The essay written by now-Kenney speechwriter Paul Bunner was titled “The ‘Genocide’ That Failed” and was published in a right-wing online publication called the C2C Journal.
The essay argued that the narrative around residential schools amounts to a “bogus genocide story.”
The essay also argued that First Nations leaders have worked to suppress “media attempts to add some balance to the history of residential schools” and that some Indigenous people have spoken positively about residential schools.
“Bunner’s views on residential schools are offensive, dehumanizing and [have] hurt our treaty relationship,” Blackfoot community member Judge Eugene Creighton said in a statement. “These stereotypes of First Nations fuel systemic racism that we’re struggling with right now in Treaty no. 7, Alberta and Canada.”
“If Bunner’s views have changed, he needs to demonstrate that.”
The Blackfoot Confederacy, comprised of the Siksika, Kainai and Pikani nations within Blackfoot treaty lands, said it is calling for the provincial government to demonstrate anti-racist views, adding that continued collaboration between the province and the Blackfoot Confederacy is key for an inclusive Alberta.
“The Alberta government should ensure that their actions reflect the true intent of their words and agreements with us,” Blood Tribe and Kainai First Nation Chief Roy Fox said in a statement.
“Some of our residential school survivors and their multi-generational families continue to be blamed by others as a result of their experience as victims, and these misguided statements by government representatives only encourage continued racism against Indigenous people.”

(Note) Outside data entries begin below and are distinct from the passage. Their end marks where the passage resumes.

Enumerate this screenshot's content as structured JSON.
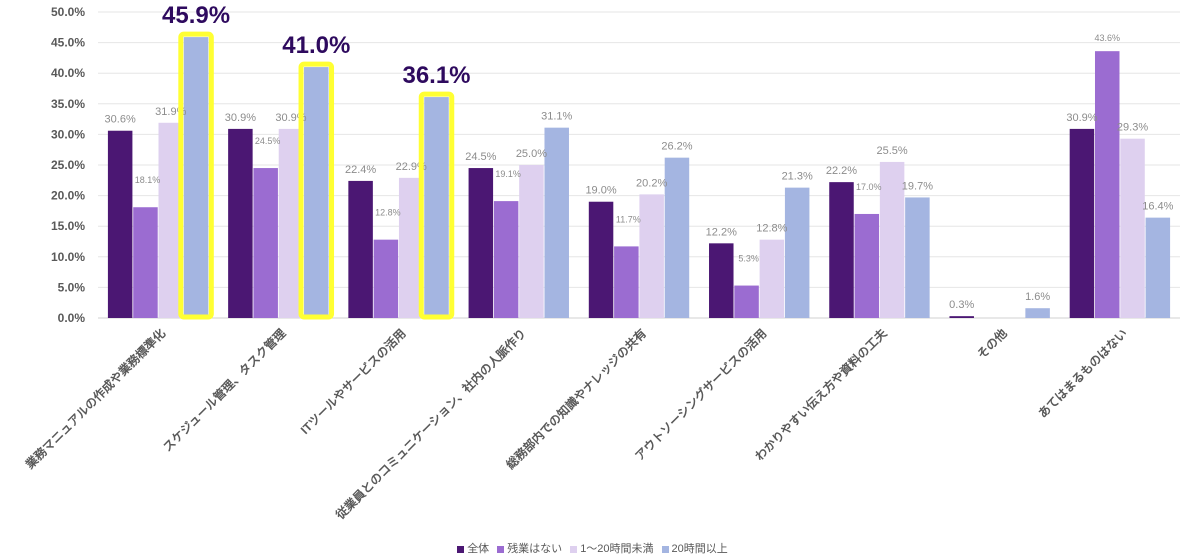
{
  "chart_data": {
    "type": "bar",
    "title": "",
    "xlabel": "",
    "ylabel": "",
    "ylim": [
      0,
      50
    ],
    "yticks": [
      "0.0%",
      "5.0%",
      "10.0%",
      "15.0%",
      "20.0%",
      "25.0%",
      "30.0%",
      "35.0%",
      "40.0%",
      "45.0%",
      "50.0%"
    ],
    "categories": [
      "業務マニュアルの作成や業務標準化",
      "スケジュール管理、タスク管理",
      "ITツールやサービスの活用",
      "従業員とのコミュニケーション、社内の人脈作り",
      "総務部内での知識やナレッジの共有",
      "アウトソーシングサービスの活用",
      "わかりやすい伝え方や資料の工夫",
      "その他",
      "あてはまるものはない"
    ],
    "series": [
      {
        "name": "全体",
        "color": "#4b1773",
        "values": [
          30.6,
          30.9,
          22.4,
          24.5,
          19.0,
          12.2,
          22.2,
          0.3,
          30.9
        ],
        "labels": [
          "30.6%",
          "30.9%",
          "22.4%",
          "24.5%",
          "19.0%",
          "12.2%",
          "22.2%",
          "0.3%",
          "30.9%"
        ]
      },
      {
        "name": "残業はない",
        "color": "#9b6cd1",
        "values": [
          18.1,
          24.5,
          12.8,
          19.1,
          11.7,
          5.3,
          17.0,
          0,
          43.6
        ],
        "labels": [
          "18.1%",
          "24.5%",
          "12.8%",
          "19.1%",
          "11.7%",
          "5.3%",
          "17.0%",
          "",
          "43.6%"
        ]
      },
      {
        "name": "1〜20時間未満",
        "color": "#ded0ef",
        "values": [
          31.9,
          30.9,
          22.9,
          25.0,
          20.2,
          12.8,
          25.5,
          0,
          29.3
        ],
        "labels": [
          "31.9%",
          "30.9%",
          "22.9%",
          "25.0%",
          "20.2%",
          "12.8%",
          "25.5%",
          "",
          "29.3%"
        ]
      },
      {
        "name": "20時間以上",
        "color": "#a4b5e1",
        "values": [
          45.9,
          41.0,
          36.1,
          31.1,
          26.2,
          21.3,
          19.7,
          1.6,
          16.4
        ],
        "labels": [
          "45.9%",
          "41.0%",
          "36.1%",
          "31.1%",
          "26.2%",
          "21.3%",
          "19.7%",
          "1.6%",
          "16.4%"
        ]
      }
    ],
    "highlights": [
      {
        "category_index": 0,
        "series_index": 3,
        "label": "45.9%",
        "color": "#ffff33"
      },
      {
        "category_index": 1,
        "series_index": 3,
        "label": "41.0%",
        "color": "#ffff33"
      },
      {
        "category_index": 2,
        "series_index": 3,
        "label": "36.1%",
        "color": "#ffff33"
      }
    ],
    "legend_position": "bottom"
  }
}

According to Siksika Nation Chief Ouray Crowfoot, Bunner’s comments have damaged the relationship between First Nations in Alberta and the provincial government. Crowfoot said that a protocol agreement was signed in 2008 with Blackfoot leaders in an effort to improve that relationship.
In a one-on-one interview with Global Lethbridge, Kenney said that Bunner has had a 40-year career as a journalist and opinion writer, and that he may have written things that he disagrees with and others may find offensive. Kenney noted that none of the views Bunner has expressed in previous articles have come up in his work in the premier’s office.

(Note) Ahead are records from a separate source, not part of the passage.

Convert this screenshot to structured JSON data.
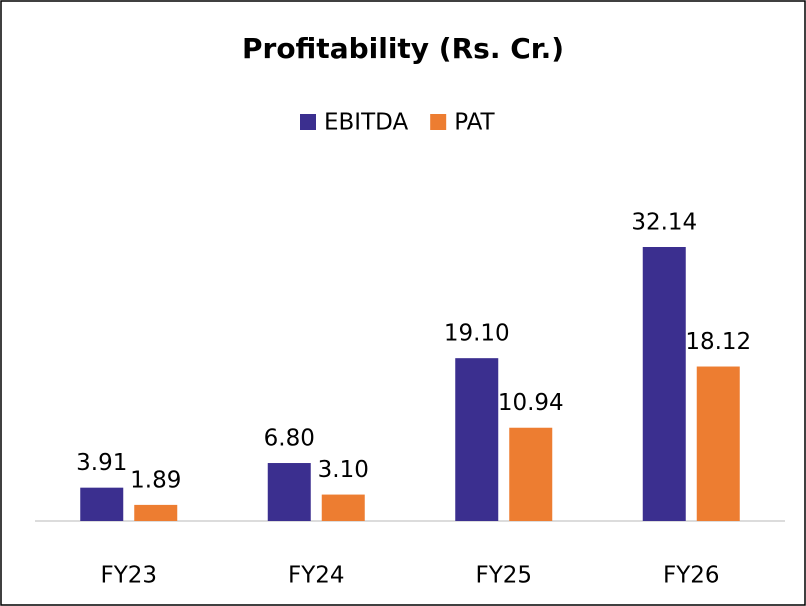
{
  "chart_data": {
    "type": "bar",
    "title": "Profitability (Rs. Cr.)",
    "categories": [
      "FY23",
      "FY24",
      "FY25",
      "FY26"
    ],
    "series": [
      {
        "name": "EBITDA",
        "color": "#3b2f8f",
        "values": [
          3.91,
          6.8,
          19.1,
          32.14
        ],
        "value_labels": [
          "3.91",
          "6.80",
          "19.10",
          "32.14"
        ]
      },
      {
        "name": "PAT",
        "color": "#ed7d31",
        "values": [
          1.89,
          3.1,
          10.94,
          18.12
        ],
        "value_labels": [
          "1.89",
          "3.10",
          "10.94",
          "18.12"
        ]
      }
    ],
    "legend": "top"
  }
}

“In virtually every product that he’s prepared for me, there is a deliberate effort to recognize the nobility of the First Nations, our historic debt to our First Nations and the obligation to ensure full social inclusion and reconciliation with Indigenous people,” Kenney said.
“I’m sure that his views on issues have developed and changed, and when it comes to issues like Indigenous schools, many of us over the past 15 years have been on a path of learning about that.”

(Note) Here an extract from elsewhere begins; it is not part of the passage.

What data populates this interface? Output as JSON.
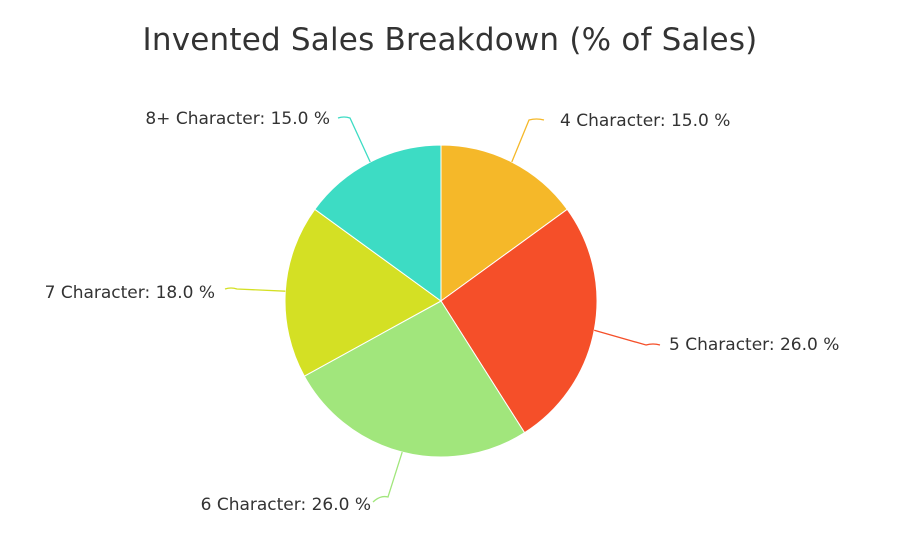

According to Kenney, Bunner has met with residential school survivors to listen to their experiences since his comments were made public in late June.
Kenney noted that his government is working closely with First Nations across the province to open up economic opportunities through the Indigenous Opportunities Corporation.
When asked if these comments would impact further trust-building between the provincial government and First Nations, Kenney said that he speaks for the government of Alberta. He pointed to a speech he made in the legislature about “the fundamentally racist nature of the Aboriginal residential school system.”
“Most important is how we act to knock down barriers of exclusion and social marginalization to create true equality of opportunity,” Kenney said.
“For me, while we all must condemn racism as a sickness of the soul, we must focus on practical measures that ensure full inclusion in our society, full economic opportunity, full equality of opportunity, and that’s the agenda of the government that I lead.”
Prior to speechwriting for Kenney, Bunner wrote speeches for former prime minister Stephen Harper, former federal cabinet minister Rona Ambrose and former Alberta Opposition leader Danielle Smith.